PuSh Blog

Meet the 2018 PuSh Youth Academy!

November 23, 2017

 

We’ve thrilled to have a new team of all-stars for the 2018 PuSh Youth Academy. The Youth Academy is made up of professionally-mind, performing arts aficionados who hope to pursue a life and career in the field. They experience, examine and engage in the professional contemporary performing arts community through workshops, discussions and shows, leading up to and during the PuSh Festival in January.


Ariel Martz-Oberlander

I am theatre artist, teacher, writer and community organizer. My practice seeks to give permission to take global issues personally. If I were to create a show for PuSh, it would have a live waterfall on stage.

 

 


Buhlebenkosi Chinhara

That’s my full name but most people call me B (for obvious reasons). I moved to Canada from Zimbabwe in 2012 to do my undergrad at SFU and am currently doing my second post-secondary stint at BCIT in radio arts and entertainment with the intention of working in media and being a content creator. If I were to curate a show for PuSh, it would likely be a multi-media performance that incorporates experimental music, contemporary dance and image or video projection.

 

CJ McGillivray

I am an interdisciplinary artist with a passion for sound design, musical composition, playwriting and acting. I am interested in curating stories that amplify oppressed or underrepresented voices and art that explores unconventional storytelling techniques.

 

 

Danielle Long

I am a first year student in the contemporary dance program Modus Operandi. If I had the opportunity to create a show for PuSh it would be a work that uses dance to convey the intricacy and importance of human interactions/connections in one’s life. Throughout the show I would want to create a tangible version of the movement being performed with the help of a couple cans of paint!

 

Joshua Ongcol

I am a Dubai-born Filipino dance artist who currently resides in Vancouver. I trained in various street dance forms such as: hip hop and breaking, popping, locking, house, waacking and vogue. I later became a student of the Modus Operandi contemporary training program.
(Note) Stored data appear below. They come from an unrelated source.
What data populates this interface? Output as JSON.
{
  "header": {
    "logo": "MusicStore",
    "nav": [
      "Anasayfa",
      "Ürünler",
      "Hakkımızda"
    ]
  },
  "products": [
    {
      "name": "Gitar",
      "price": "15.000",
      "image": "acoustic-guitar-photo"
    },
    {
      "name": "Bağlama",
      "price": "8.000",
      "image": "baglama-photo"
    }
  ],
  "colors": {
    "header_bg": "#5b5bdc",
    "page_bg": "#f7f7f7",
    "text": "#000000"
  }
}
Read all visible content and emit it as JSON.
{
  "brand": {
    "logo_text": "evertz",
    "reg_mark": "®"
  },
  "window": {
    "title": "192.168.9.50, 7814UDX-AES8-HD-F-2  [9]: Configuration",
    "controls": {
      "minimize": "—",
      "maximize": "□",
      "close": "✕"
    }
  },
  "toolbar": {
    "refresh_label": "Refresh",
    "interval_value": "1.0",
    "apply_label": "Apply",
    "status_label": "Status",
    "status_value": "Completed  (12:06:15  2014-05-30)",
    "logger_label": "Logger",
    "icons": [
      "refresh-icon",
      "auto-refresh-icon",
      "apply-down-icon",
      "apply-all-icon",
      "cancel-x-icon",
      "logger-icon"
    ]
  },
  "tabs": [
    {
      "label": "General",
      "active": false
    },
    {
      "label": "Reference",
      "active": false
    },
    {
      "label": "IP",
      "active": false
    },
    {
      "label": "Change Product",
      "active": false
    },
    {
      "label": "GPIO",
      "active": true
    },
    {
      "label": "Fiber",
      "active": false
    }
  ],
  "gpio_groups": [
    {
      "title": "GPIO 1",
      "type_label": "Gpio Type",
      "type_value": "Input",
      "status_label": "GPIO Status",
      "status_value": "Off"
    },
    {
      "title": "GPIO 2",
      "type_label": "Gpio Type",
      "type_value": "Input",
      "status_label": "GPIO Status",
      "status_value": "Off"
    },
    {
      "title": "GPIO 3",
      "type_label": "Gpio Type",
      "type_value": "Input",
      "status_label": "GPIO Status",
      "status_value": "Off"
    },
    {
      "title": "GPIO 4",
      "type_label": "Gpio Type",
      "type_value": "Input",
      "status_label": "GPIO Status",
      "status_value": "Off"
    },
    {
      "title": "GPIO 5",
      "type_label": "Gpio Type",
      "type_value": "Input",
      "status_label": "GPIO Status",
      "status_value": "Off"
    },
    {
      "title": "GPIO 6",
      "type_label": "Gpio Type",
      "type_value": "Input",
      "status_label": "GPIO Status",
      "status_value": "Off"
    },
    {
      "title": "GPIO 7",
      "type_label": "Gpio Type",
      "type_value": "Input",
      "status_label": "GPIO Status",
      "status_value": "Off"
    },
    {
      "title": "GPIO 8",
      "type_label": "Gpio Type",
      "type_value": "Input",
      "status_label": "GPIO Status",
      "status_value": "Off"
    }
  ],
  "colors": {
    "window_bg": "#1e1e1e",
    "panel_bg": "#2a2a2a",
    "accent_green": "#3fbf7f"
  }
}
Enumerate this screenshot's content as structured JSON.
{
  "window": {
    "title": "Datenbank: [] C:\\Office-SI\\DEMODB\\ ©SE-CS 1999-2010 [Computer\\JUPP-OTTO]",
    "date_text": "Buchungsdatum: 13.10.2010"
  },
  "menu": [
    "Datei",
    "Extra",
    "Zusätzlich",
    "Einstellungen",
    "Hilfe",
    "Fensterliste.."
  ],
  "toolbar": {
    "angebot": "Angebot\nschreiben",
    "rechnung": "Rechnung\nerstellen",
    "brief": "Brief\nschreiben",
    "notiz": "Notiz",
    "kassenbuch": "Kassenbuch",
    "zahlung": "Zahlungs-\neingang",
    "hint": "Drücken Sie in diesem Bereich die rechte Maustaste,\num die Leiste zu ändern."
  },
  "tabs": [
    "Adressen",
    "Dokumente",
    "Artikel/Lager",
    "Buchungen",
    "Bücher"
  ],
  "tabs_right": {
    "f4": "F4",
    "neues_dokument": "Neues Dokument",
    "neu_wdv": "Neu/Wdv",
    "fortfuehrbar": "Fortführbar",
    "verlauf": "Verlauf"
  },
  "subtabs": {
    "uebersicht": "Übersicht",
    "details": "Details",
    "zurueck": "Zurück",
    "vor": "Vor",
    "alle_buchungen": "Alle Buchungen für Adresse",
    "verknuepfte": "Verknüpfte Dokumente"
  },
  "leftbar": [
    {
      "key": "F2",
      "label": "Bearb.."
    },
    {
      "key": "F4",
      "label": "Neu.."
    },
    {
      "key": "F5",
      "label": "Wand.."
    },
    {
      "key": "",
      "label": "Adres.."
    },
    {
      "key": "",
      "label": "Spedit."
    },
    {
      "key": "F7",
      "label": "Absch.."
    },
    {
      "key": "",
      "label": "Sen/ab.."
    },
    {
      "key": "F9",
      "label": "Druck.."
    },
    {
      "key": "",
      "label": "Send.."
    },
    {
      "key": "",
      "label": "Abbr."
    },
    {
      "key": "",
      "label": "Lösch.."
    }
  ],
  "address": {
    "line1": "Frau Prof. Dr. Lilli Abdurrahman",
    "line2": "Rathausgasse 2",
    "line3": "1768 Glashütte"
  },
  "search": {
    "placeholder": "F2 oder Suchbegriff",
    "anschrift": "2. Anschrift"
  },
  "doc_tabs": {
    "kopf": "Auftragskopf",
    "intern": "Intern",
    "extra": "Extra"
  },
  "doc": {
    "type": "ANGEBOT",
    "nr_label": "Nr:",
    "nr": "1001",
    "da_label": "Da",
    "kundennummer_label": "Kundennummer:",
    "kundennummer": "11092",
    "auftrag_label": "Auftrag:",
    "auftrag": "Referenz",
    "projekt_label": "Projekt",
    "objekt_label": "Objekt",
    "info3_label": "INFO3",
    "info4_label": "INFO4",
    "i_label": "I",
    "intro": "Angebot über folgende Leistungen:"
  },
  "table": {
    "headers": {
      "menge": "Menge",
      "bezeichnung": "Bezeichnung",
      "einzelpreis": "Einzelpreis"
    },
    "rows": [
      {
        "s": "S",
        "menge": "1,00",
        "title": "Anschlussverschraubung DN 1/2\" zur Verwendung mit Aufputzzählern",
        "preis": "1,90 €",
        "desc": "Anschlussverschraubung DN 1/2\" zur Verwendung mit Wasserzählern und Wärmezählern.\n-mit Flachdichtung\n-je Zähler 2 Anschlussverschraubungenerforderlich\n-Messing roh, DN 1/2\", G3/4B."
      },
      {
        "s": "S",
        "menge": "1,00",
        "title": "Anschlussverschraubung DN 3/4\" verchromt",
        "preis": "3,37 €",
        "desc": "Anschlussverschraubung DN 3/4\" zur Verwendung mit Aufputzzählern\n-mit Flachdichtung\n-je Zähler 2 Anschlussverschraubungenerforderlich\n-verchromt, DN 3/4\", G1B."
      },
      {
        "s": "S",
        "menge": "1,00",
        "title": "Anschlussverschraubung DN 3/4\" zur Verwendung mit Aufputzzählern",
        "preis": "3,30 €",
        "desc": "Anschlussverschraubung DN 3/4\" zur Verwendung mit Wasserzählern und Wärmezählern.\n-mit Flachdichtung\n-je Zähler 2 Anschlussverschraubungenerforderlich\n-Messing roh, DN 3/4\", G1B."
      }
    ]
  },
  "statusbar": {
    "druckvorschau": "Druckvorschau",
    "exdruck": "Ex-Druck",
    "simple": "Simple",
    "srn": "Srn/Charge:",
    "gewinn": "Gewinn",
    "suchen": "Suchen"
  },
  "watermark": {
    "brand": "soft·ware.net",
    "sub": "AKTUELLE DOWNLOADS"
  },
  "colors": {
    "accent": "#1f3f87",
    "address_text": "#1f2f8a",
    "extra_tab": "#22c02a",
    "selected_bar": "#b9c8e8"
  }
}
If I could program for PuSh Festival it would be to challenge binary perceptions of gender expression especially in the lens of street dance and Filipino culture through video projection, audio, and my repertoire of street dance movement.

 

Laurel A. Trueman

I am a young, passionate Vancouver screen/stage actor who loves all forms of theatre, dance, music, acrobatics due to the accepting fun and invigorating environments. I plan to pursue a career in these disciplines and have had some great experiences with the Vancouver Fringe Festival, the RHYTAG project and many others! If I were to curate a PuSh show, it would be a musical theatre performance with a theme of nostalgia represented in a giddy and juvenile way. Audience participation would be a must.

 

Matthew Moir

I study in gender, race, sexuality, and social justice at UBC, where my passion for storytelling has greatly evolved into short films and writing. Growing up in Ontario, I was an active member of Kitchener-Waterloo’s theatre community. If I were to curate a show for PuSh, I would seek to highlight local and underrepresented voices to collaborate over the creation of an immersive theatre experience that would explore narratives of gentrification through space and memory.

 

Marie-Pascale Lafrenière

I am feminist multidisciplinary artist from Gatineau, Quebec. I explore the question of female representation and gender embodiment through performance, photography and video-art. If I were to curate a show for PuSh, I would focus on diversity and reach out to community-oriented artists.

 

 

Montserrat Videla

I am a Latina multidisciplinary artist currently studying and working in Vancouver, BC. I predominantly work as an actor and performance creator. I want to feel/see/hear/taste/touch power, damage, and femininity on stage.

 

 

 

Quin (Q)

I am a self-/community-taught multi-disciplinary artist living, learning, and dying on the traditional, ancestral, unceded Coast Salish territories of the Musqueam, Tsleil-Waututh, and Squamish peoples. My work centres disability justice, crip activism, sex work, and queer liberation—along with all that meets at such topics’ intersection—and is a self-proclaimed survivor, failure, and begin-againer. If I were to curate a show for PuSh, it would feature youth across the spectrum of disability engaging in multimedia performance art.